The Babylon Bee instituted a subscription service to offset Facebook's "fact checker" attacks on its revenue stream. Several right-leaning news sites, like The Daily Wire and PJ Media, offer similar options to stave off attacks on separate revenue sources.

Alternative platforms are also helping citizens embrace a wider range of news sources.

The Drudge Report once lorded over the media as the right's go-to news aggregator. The mysterious Matt Drudge, who rarely talks to the media or shares his views in public, steered the site leftward during the Trump era.

Enter Off the Press, The Bongino Report, Liberty Daily, Citizens Free Press and Whatfinger News, among others, to fill the void left by Drudge's defection and what many see as the press' left-leaning biases.

Joe Curl, founder of Off the Press and a former Drudge Report editor, says his site is a direct response to that site's ideological drift.

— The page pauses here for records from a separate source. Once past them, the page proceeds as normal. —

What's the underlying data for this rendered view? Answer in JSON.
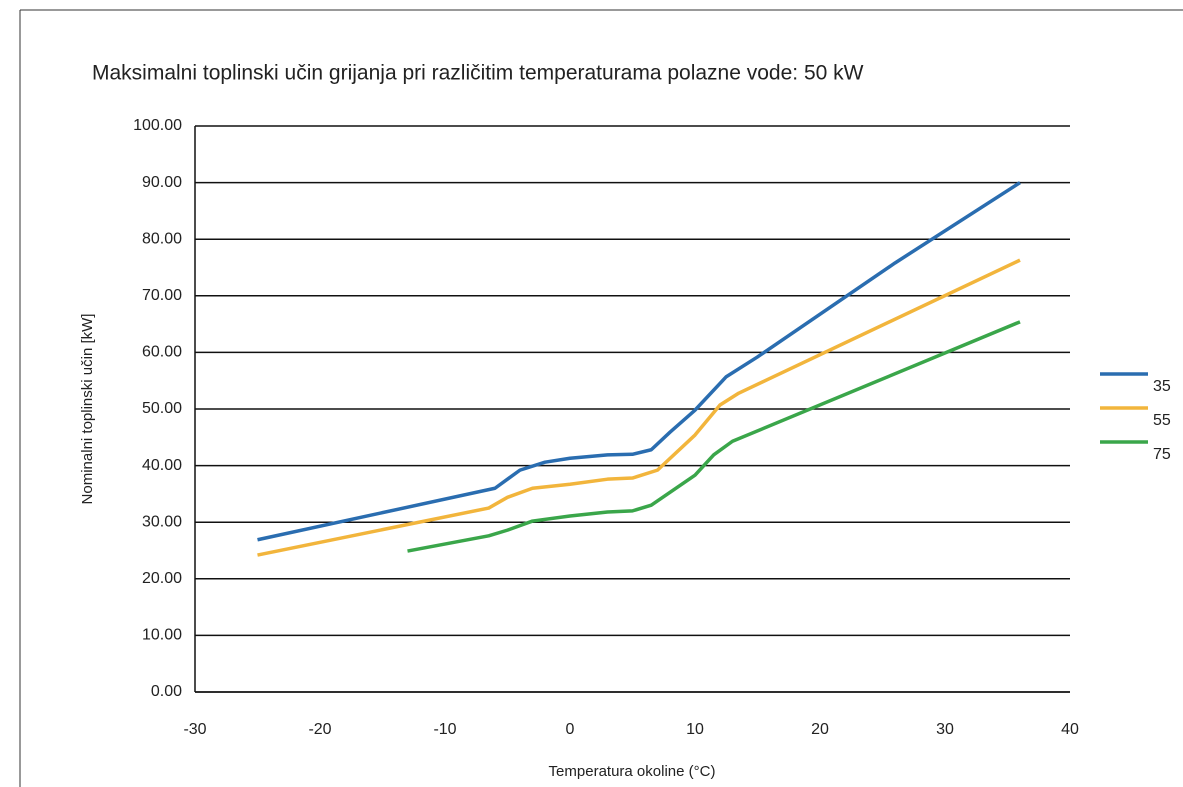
{
  "chart_data": {
    "type": "line",
    "title": "Maksimalni toplinski učin grijanja pri različitim temperaturama polazne vode: 50 kW",
    "x_label": "Temperatura okoline (°C)",
    "y_label": "Nominalni toplinski učin [kW]",
    "xlim": [
      -30,
      40
    ],
    "xticks": [
      -30,
      -20,
      -10,
      0,
      10,
      20,
      30,
      40
    ],
    "ylim": [
      0,
      100
    ],
    "yticks": [
      {
        "value": 0,
        "label": "0.00"
      },
      {
        "value": 10,
        "label": "10.00"
      },
      {
        "value": 20,
        "label": "20.00"
      },
      {
        "value": 30,
        "label": "30.00"
      },
      {
        "value": 40,
        "label": "40.00"
      },
      {
        "value": 50,
        "label": "50.00"
      },
      {
        "value": 60,
        "label": "60.00"
      },
      {
        "value": 70,
        "label": "70.00"
      },
      {
        "value": 80,
        "label": "80.00"
      },
      {
        "value": 90,
        "label": "90.00"
      },
      {
        "value": 100,
        "label": "100.00"
      }
    ],
    "grid": true,
    "legend": "right",
    "series": [
      {
        "name": "35",
        "color": "#2a6db0",
        "x": [
          -25,
          -6,
          -4,
          -2,
          0,
          3,
          5,
          6.5,
          8,
          10,
          12.5,
          15,
          26,
          36
        ],
        "values": [
          26.9,
          36.0,
          39.2,
          40.6,
          41.3,
          41.9,
          42.0,
          42.8,
          45.9,
          49.8,
          55.7,
          59.2,
          75.8,
          90.0
        ]
      },
      {
        "name": "55",
        "color": "#f2b53c",
        "x": [
          -25,
          -6.5,
          -5,
          -3,
          0,
          3,
          5,
          7,
          10,
          12,
          13.5,
          36
        ],
        "values": [
          24.2,
          32.5,
          34.4,
          36.0,
          36.7,
          37.6,
          37.8,
          39.2,
          45.4,
          50.7,
          52.8,
          76.3
        ]
      },
      {
        "name": "75",
        "color": "#3aa64a",
        "x": [
          -13,
          -6.5,
          -5,
          -3,
          0,
          3,
          5,
          6.5,
          10,
          11.5,
          13,
          36
        ],
        "values": [
          24.9,
          27.6,
          28.6,
          30.2,
          31.1,
          31.8,
          32.0,
          33.0,
          38.3,
          41.9,
          44.3,
          65.4
        ]
      }
    ]
  }
}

His site scours the web for "angles that the mainstream media are trying to scuttle."

The key to new conservative platforms, he says, is to build an audience to "take control away from the liberal, big tech platforms."

That, he notes, won't be easy.

"Sites like GETTR and Rumble will need to grow organically, which takes a while," Curl says. "They won't get any help from social media sites like Twitter and Facebook. "But look at Citizen Free Press. That site took upward of four years to catch fire, but now gets 100 million page views or more a month."

Miller says the biggest misconception center-right Americans have about the social media landscape is that Twitter and Facebook will respond to the new competition by easing their current restrictions.

"They're never going back," Miller says, citing a popular quote from his former boss, President Trump.

"If they're willing to do it to me, they're willing to do it to anyone."

Christian Toto is the author of "Virtue Bombs: How Hollywood Got Woke and Lost its Soul."